The new penalties will include a ban on all new investment in Russia. Among the other measures being taken against Russia are greater sanctions on its financial institutions and state-owned enterprises, and sanctions on government officials and their family members, said White House press secretary Jen Psaki.
“The goal is to force them to make a choice,” she said. “The biggest part of our objective here is to deplete the resources that Putin has to continue his war against Ukraine.”
Separately, the Treasury Department moved Tuesday to block any Russian government debt payments with US dollars from accounts at US financial institutions, making it harder for Russia to meet its financial obligations, noted AP.

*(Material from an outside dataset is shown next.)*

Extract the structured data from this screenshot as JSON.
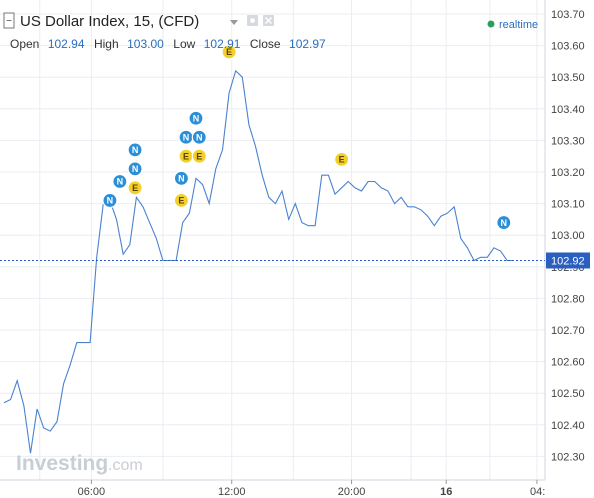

The sanctions follow the discovery of hundreds of bodies in the Kyiv suburb of Bucha as Ukrainian forces retook areas previously occupied by the Russian army.
Germany, France, Britain, the US, and the European Union condemned Russia following the discoveries, with France, Britain, and Germany calling for a war crimes investigation.
On Monday, US President Joe Biden called Russian President Vladimir Putin a "war criminal" and called for him to be put on trial following reports of the mass graves in Bucha.
“He is a war criminal,” Biden told reporters. “This guy is brutal, and what’s happening in Bucha is outrageous and everyone’s seen it."
“I think it is a war crime," he added. "He should be held accountable.”
Ukrainian President Volodymyr Zelenskyy on Tuesday addressed the UN Security Council and accused Russia of committing crimes the likes of which have not been seen since World War II.
“Now the world can see what the Russian military did in Bucha,” Zelenskyy said. “But the world has yet to see what they have done in other occupied cities and regions of our country.”
Zelenskyy called on the Security Council to "act immediately" in order to “remove Russia as an aggressor and a source of war, so it cannot block decisions about its own aggression, its own war.”